The other day I learned I’m not the only one who feels like they are drifting through the fog in a punctured, sinking ship. At the end of an episode of Hasan Minhaj’s Patriot Act he gets into this, a cloaked mental health issue, in a way that is sly and entertaining. The main takeaway is we are bombarded with so much information on the daily that we’ve gone numb. The glut is causing us to fry. We are short circuiting.
You need to know about these issues! Did you hear? It’s crazy! Let’s organize! Will you join us? Fight for all the things! Don’t forget to sign that petition!
Every last item on the agenda, and there are hundreds, demands our attention.
Which they should—to some extent. We need to keep an eye on the climate as much as trade wars and international politics. Inequality is a scourge we can’t ignore, same for sexual harassment, health care gaps, domestic violence, obesity, AI, and every ‘ism’ you can imagine. But Minhaj’s suggestion is to think of this info-tsunami as a host of “tabs” open in our mind’s “browser.” We should keep the ones we are most attached to and hit ‘X’ on the remainder.
This cerebral shedding is a non-denominational fasting for the brain. Give up the issues where you can’t move the needle. Let go of the handful you are too tired to carry. Instead, turn your attention to the things you still have energy to combat. Let others take up the other fights for a while. I mean, what can I really do about fake news or the idiocy of influencer culture? Absolutely nothing…except to take a step back and opt out.
There’s no point spinning on the things sitting at the periphery. No more fuel needs to be added to the fires of helplessness, melancholy, confusion, sadness, or indignation. The idea of letting go and signing off resonated for me in a way that resolutions or goals never have. It’s an actionable way of reasserting control, even if it does so in infinitesimal doses.
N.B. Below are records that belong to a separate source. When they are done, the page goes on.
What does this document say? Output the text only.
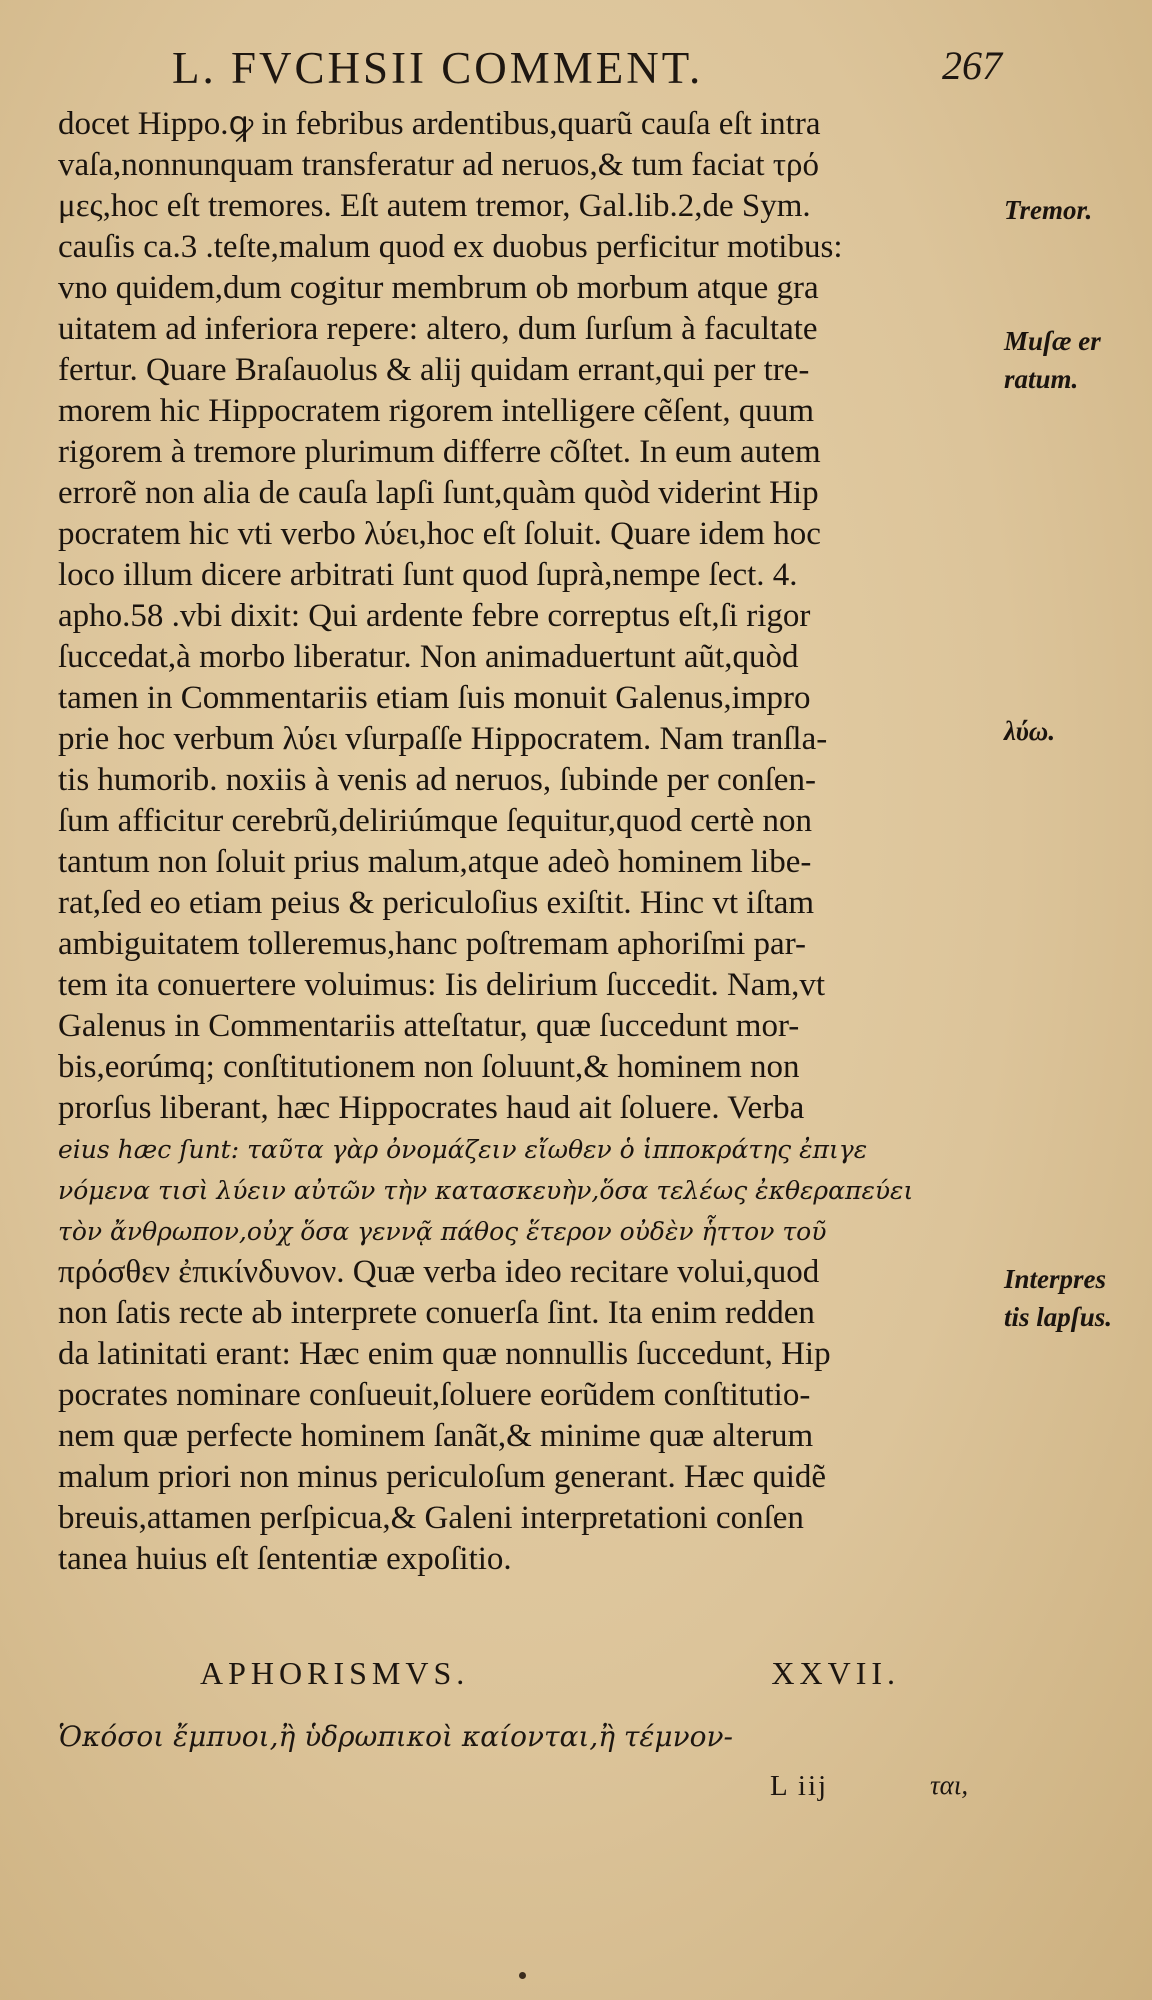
L. FVCHSII COMMENT.	267
docet Hippo.ꝙ in febribus ardentibus,quarũ cauſa eſt intra
vaſa,nonnunquam transferatur ad neruos,& tum faciat τρό
μες,hoc eſt tremores. Eſt autem tremor, Gal.lib.2,de Sym.
cauſis ca.3 .teſte,malum quod ex duobus perficitur motibus:
vno quidem,dum cogitur membrum ob morbum atque gra
uitatem ad inferiora repere: altero, dum ſurſum à facultate
fertur. Quare Braſauolus & alij quidam errant,qui per tre-
morem hic Hippocratem rigorem intelligere cẽſent, quum
rigorem à tremore plurimum differre cõſtet. In eum autem
errorẽ non alia de cauſa lapſi ſunt,quàm quòd viderint Hip
pocratem hic vti verbo λύει,hoc eſt ſoluit. Quare idem hoc
loco illum dicere arbitrati ſunt quod ſuprà,nempe ſect. 4.
apho.58 .vbi dixit: Qui ardente febre correptus eſt,ſi rigor
ſuccedat,à morbo liberatur. Non animaduertunt aũt,quòd
tamen in Commentariis etiam ſuis monuit Galenus,impro
prie hoc verbum λύει vſurpaſſe Hippocratem. Nam tranſla-
tis humorib. noxiis à venis ad neruos, ſubinde per conſen-
ſum afficitur cerebrũ,deliriúmque ſequitur,quod certè non
tantum non ſoluit prius malum,atque adeò hominem libe-
rat,ſed eo etiam peius & periculoſius exiſtit. Hinc vt iſtam
ambiguitatem tolleremus,hanc poſtremam aphoriſmi par-
tem ita conuertere voluimus: Iis delirium ſuccedit. Nam,vt
Galenus in Commentariis atteſtatur, quæ ſuccedunt mor-
bis,eorúmq; conſtitutionem non ſoluunt,& hominem non
prorſus liberant, hæc Hippocrates haud ait ſoluere. Verba
eius hæc ſunt: ταῦτα γὰρ ὀνομάζειν εἴωθεν ὁ ἱπποκράτης ἐπιγε
νόμενα τισὶ λύειν αὐτῶν τὴν κατασκευὴν,ὅσα τελέως ἐκθεραπεύει
τὸν ἄνθρωπον,οὐχ ὅσα γεννᾷ πάθος ἕτερον οὐδὲν ἧττον τοῦ
πρόσθεν ἐπικίνδυνον. Quæ verba ideo recitare volui,quod
non ſatis recte ab interprete conuerſa ſint. Ita enim redden
da latinitati erant: Hæc enim quæ nonnullis ſuccedunt, Hip
pocrates nominare conſueuit,ſoluere eorũdem conſtitutio-
nem quæ perfecte hominem ſanãt,& minime quæ alterum
malum priori non minus periculoſum generant. Hæc quidẽ
breuis,attamen perſpicua,& Galeni interpretationi conſen
tanea huius eſt ſententiæ expoſitio.
Tremor.
Muſæ er
ratum.
λύω.
Interpres
tis lapſus.
APHORISMVS.	XXVII.
Ὁκόσοι ἔμπυοι,ἢ ὑδρωπικοὶ καίονται,ἢ τέμνον-
L iij	ται,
Having already ‘closed’ some browsers, I can say I already feel a bit lighter, open, and focused. I’m also much more compassionate to myself in a way I haven’t been for some time. There’s only so much grey matter in my skull and I want it to be as effective for as long as possible. To prevent this hard drive from crashing it’s time to slow down and shift my attention. Clean house. Turn on the lights. And get rid of the leftovers.